Extension -- value passing or reference passing?
- It's just mentioned here that there are restrictions on local variables of common data types, but what about local variables of reference types? This involves whether Java parameter value passing is value passing or reference passing.
Occupy a pit first, and update a blog about this in this column in the future!!!
Problem solving
There is a question at the beginning. It seems that the method reference omits the parameters. Who do we operate on Intger.parseInt?

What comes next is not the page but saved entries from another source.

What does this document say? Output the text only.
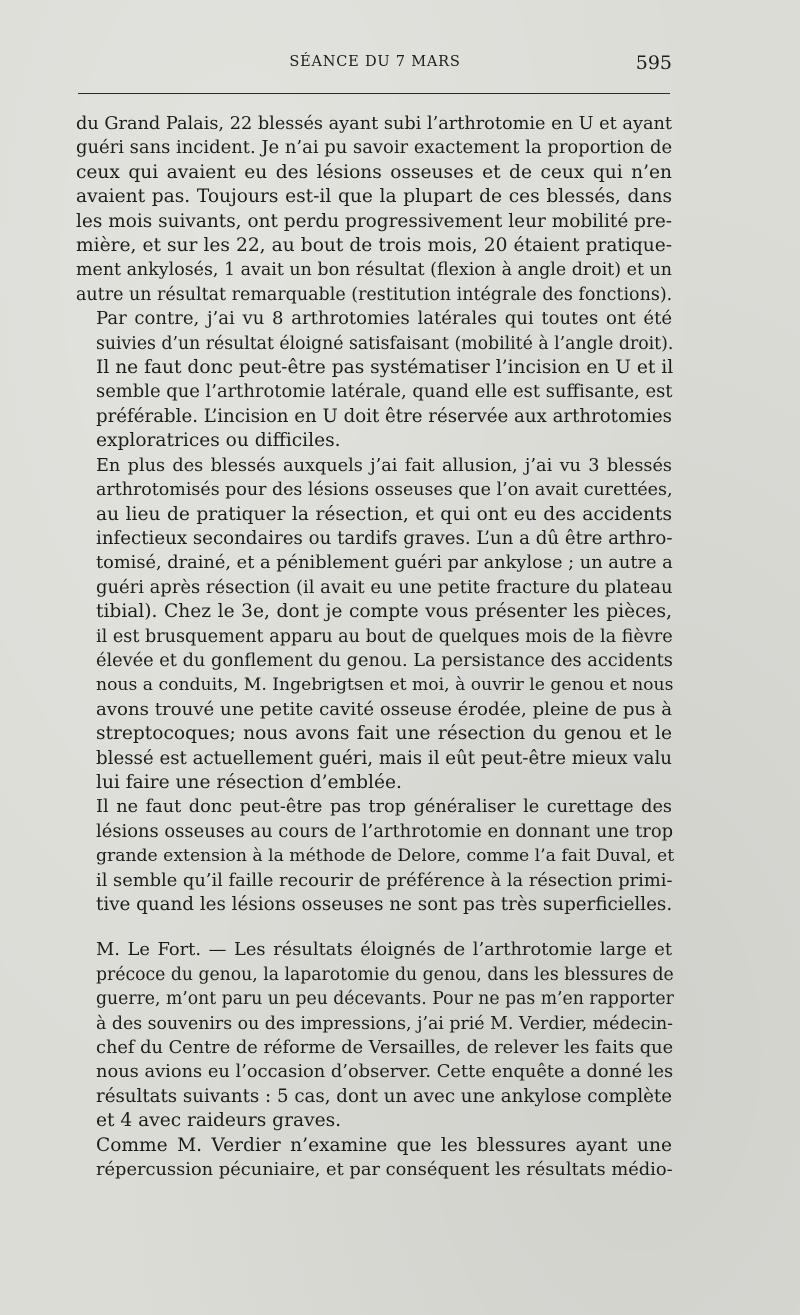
SÉANCE DU 7 MARS	595

du Grand Palais, 22 blessés ayant subi l’arthrotomie en U et ayant
guéri sans incident. Je n’ai pu savoir exactement la proportion de
ceux qui avaient eu des lésions osseuses et de ceux qui n’en
avaient pas. Toujours est-il que la plupart de ces blessés, dans
les mois suivants, ont perdu progressivement leur mobilité pre-
mière, et sur les 22, au bout de trois mois, 20 étaient pratique-
ment ankylosés, 1 avait un bon résultat (flexion à angle droit) et un
autre un résultat remarquable (restitution intégrale des fonctions).

Par contre, j’ai vu 8 arthrotomies latérales qui toutes ont été
suivies d’un résultat éloigné satisfaisant (mobilité à l’angle droit).
Il ne faut donc peut-être pas systématiser l’incision en U et il
semble que l’arthrotomie latérale, quand elle est suffisante, est
préférable. L’incision en U doit être réservée aux arthrotomies
exploratrices ou difficiles.

En plus des blessés auxquels j’ai fait allusion, j’ai vu 3 blessés
arthrotomisés pour des lésions osseuses que l’on avait curettées,
au lieu de pratiquer la résection, et qui ont eu des accidents
infectieux secondaires ou tardifs graves. L’un a dû être arthro-
tomisé, drainé, et a péniblement guéri par ankylose ; un autre a
guéri après résection (il avait eu une petite fracture du plateau
tibial). Chez le 3e, dont je compte vous présenter les pièces,
il est brusquement apparu au bout de quelques mois de la fièvre
élevée et du gonflement du genou. La persistance des accidents
nous a conduits, M. Ingebrigtsen et moi, à ouvrir le genou et nous
avons trouvé une petite cavité osseuse érodée, pleine de pus à
streptocoques; nous avons fait une résection du genou et le
blessé est actuellement guéri, mais il eût peut-être mieux valu
lui faire une résection d’emblée.

Il ne faut donc peut-être pas trop généraliser le curettage des
lésions osseuses au cours de l’arthrotomie en donnant une trop
grande extension à la méthode de Delore, comme l’a fait Duval, et
il semble qu’il faille recourir de préférence à la résection primi-
tive quand les lésions osseuses ne sont pas très superficielles.

M. Le Fort. — Les résultats éloignés de l’arthrotomie large et
précoce du genou, la laparotomie du genou, dans les blessures de
guerre, m’ont paru un peu décevants. Pour ne pas m’en rapporter
à des souvenirs ou des impressions, j’ai prié M. Verdier, médecin-
chef du Centre de réforme de Versailles, de relever les faits que
nous avions eu l’occasion d’observer. Cette enquête a donné les
résultats suivants : 5 cas, dont un avec une ankylose complète
et 4 avec raideurs graves.

Comme M. Verdier n’examine que les blessures ayant une
répercussion pécuniaire, et par conséquent les résultats médio-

- In fact, I confused lambda. When lambda was defined, the parameter was not an actual parameter at all
It can be said that the parameter only serves the method body, but it will be used in the method body
We all use method references. The premise is that the parameters are the same as the return value, and the method body is also the content we want to implement. At this time, we don't need to write the method body, and the parameters that the method body depends on naturally don't need to be used
Write at the end
- I'm going to start a busy project recently. A deeper grasp of these basic knowledge may be put on when preparing for the interview in the future. At present, I don't understand deeply. If there are mistakes, please point out!
This column will also update some basic Java knowledge and experience on and off, so as to lay a foundation for future interviews in advance!